Producing web pages
* HTML CSS DHTML XHTML A to Z of tags        Accessibility          Design

Character set recognition

Character set recognition defines which character sets Internet Explorer recognises in the HTTP header of HTTP replies, and which character set it recognises in the <meta> tag. It also specifies which built-in character set translation the character set maps to.

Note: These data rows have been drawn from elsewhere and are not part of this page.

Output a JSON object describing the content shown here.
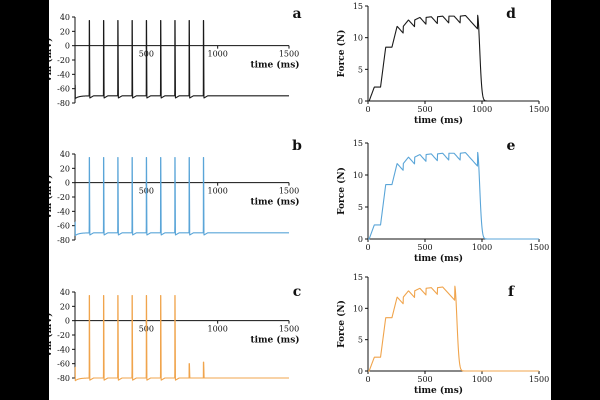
{
  "chart_data": [
    {
      "panel": "a",
      "type": "line",
      "color": "#1a1a1a",
      "xlabel": "time (ms)",
      "ylabel": "Vm (mV)",
      "xlim": [
        0,
        1500
      ],
      "ylim": [
        -80,
        40
      ],
      "xticks": [
        "500",
        "1000",
        "1500"
      ],
      "yticks": [
        "40",
        "20",
        "0",
        "-20",
        "-40",
        "-60",
        "-80"
      ],
      "rest_potential": -70,
      "spike_peak": 35,
      "spike_times": [
        100,
        200,
        300,
        400,
        500,
        600,
        700,
        800,
        900
      ],
      "end_time": 1500
    },
    {
      "panel": "b",
      "type": "line",
      "color": "#5aa5d8",
      "xlabel": "time (ms)",
      "ylabel": "Vm (mV)",
      "xlim": [
        0,
        1500
      ],
      "ylim": [
        -80,
        40
      ],
      "xticks": [
        "500",
        "1000",
        "1500"
      ],
      "yticks": [
        "40",
        "20",
        "0",
        "-20",
        "-40",
        "-60",
        "-80"
      ],
      "rest_potential": -70,
      "spike_peak": 35,
      "spike_times": [
        100,
        200,
        300,
        400,
        500,
        600,
        700,
        800,
        900
      ],
      "end_time": 1500
    },
    {
      "panel": "c",
      "type": "line",
      "color": "#f0a44c",
      "xlabel": "time (ms)",
      "ylabel": "Vm (mV)",
      "xlim": [
        0,
        1500
      ],
      "ylim": [
        -80,
        40
      ],
      "xticks": [
        "500",
        "1000",
        "1500"
      ],
      "yticks": [
        "40",
        "20",
        "0",
        "-20",
        "-40",
        "-60",
        "-80"
      ],
      "rest_potential": -80,
      "spike_peak": 35,
      "spike_times": [
        100,
        200,
        300,
        400,
        500,
        600,
        700
      ],
      "small_spikes": [
        {
          "t": 800,
          "peak": -60
        },
        {
          "t": 900,
          "peak": -58
        }
      ],
      "end_time": 1500
    },
    {
      "panel": "d",
      "type": "line",
      "color": "#1a1a1a",
      "xlabel": "time (ms)",
      "ylabel": "Force (N)",
      "xlim": [
        0,
        1500
      ],
      "ylim": [
        0,
        15
      ],
      "xticks": [
        "0",
        "500",
        "1000",
        "1500"
      ],
      "yticks": [
        "0",
        "5",
        "10",
        "15"
      ],
      "twitch_times": [
        100,
        200,
        300,
        400,
        500,
        600,
        700,
        800,
        900
      ],
      "plateau_max": 13.6,
      "release_time": 960,
      "end_time": 1500
    },
    {
      "panel": "e",
      "type": "line",
      "color": "#5aa5d8",
      "xlabel": "time (ms)",
      "ylabel": "Force (N)",
      "xlim": [
        0,
        1500
      ],
      "ylim": [
        0,
        15
      ],
      "xticks": [
        "0",
        "500",
        "1000",
        "1500"
      ],
      "yticks": [
        "0",
        "5",
        "10",
        "15"
      ],
      "twitch_times": [
        100,
        200,
        300,
        400,
        500,
        600,
        700,
        800,
        900
      ],
      "plateau_max": 13.6,
      "release_time": 960,
      "end_time": 1500
    },
    {
      "panel": "f",
      "type": "line",
      "color": "#f0a44c",
      "xlabel": "time (ms)",
      "ylabel": "Force (N)",
      "xlim": [
        0,
        1500
      ],
      "ylim": [
        0,
        15
      ],
      "xticks": [
        "0",
        "500",
        "1000",
        "1500"
      ],
      "yticks": [
        "0",
        "5",
        "10",
        "15"
      ],
      "twitch_times": [
        100,
        200,
        300,
        400,
        500,
        600,
        700
      ],
      "plateau_max": 13.6,
      "release_time": 760,
      "end_time": 1500
    }
  ]
}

Table of base charsets, display names, and aliases

In the following table, the base character set is the basic translation built into IE3. Aliases lists all other character set IDs that are recognised and can be represented without translation, using the "base charset" translation method. This does not, in all cases, mean that alias and base character set represent the same character set; the alias character set can be a subset of the base character set. Base charset is not a recognised name unless repeated in the "aliases" column.

Base Character

Display Name

Aliases

1252

Western

us-ascii, iso8859-1, ascii, iso_8859-1, iso-8859-1, ANSI_X3.4-1968, iso-ir-6, ANSI_X3.4-1986, ISO_646.irv:1991, ISO646-US, us, IBM367, cp367, csASCII, latin1, iso_8859-1:1987, iso-ir-100, ibm819, cp819

28592

Central European (ISO)

iso8859-2, iso-8859-2, iso_8859-2, latin2, iso_8859-2:1987, iso-ir-101, l2, csISOLatin2

1250

Central European (Windows)

windows-1250, x-cp1250

1251

Cyrillic (Windows)

windows-1251, x-cp1251

1253

Greek (Windows)

windows-1253

1254

Turkish (Windows)

windows-1254

932

Shift-JIS

shift_jis, x-sjis, ms_Kanji, csShiftJIS

EUC-JP

EUC

Extended_UNIX_Code_Packed_Format_for_Japanese, csEUCPkdFmtJapanese, x-euc-jp

JIS

JIS

csISO2022JP, iso-2022-jp

1257

windows-1257

 

950

Traditional Chinese (BIG5)

big5, csbig5, x-x-big5

936

Simplified Chinese

GB_2312-80, iso-ir-58, chinese, csISO58GB231280, csGB2312, gb2312

20866

Cyrillic (KOI8-R)

csKOI8R, koi8-r

949

Korean

ks_c_5601, ks_c_5601-1987, korean, csKSC56011987

Correct Usage

The correct usage is as specified in RFC 1341. For example:

<meta http-equiv="Content-Type" content="text/html; 
charset=Windows-1251"> 

This should be in or before <head> but certainly before <body>.

Priority

The following list shows the priorities of character set declarations that Internet Explorer will use.

Use any character set parameter passed in the HTTP content-type

Use the <meta> tag

Use the user preference for default document encoding

A frameset can have different character sets per frame.

Position of <meta .. charset=..> in the page

The <meta ... charset...> sequence can appear anywhere in the document before the <body> tag. In any case, it affects the whole document, including <title>, appearing before the <meta ... charset...> tag.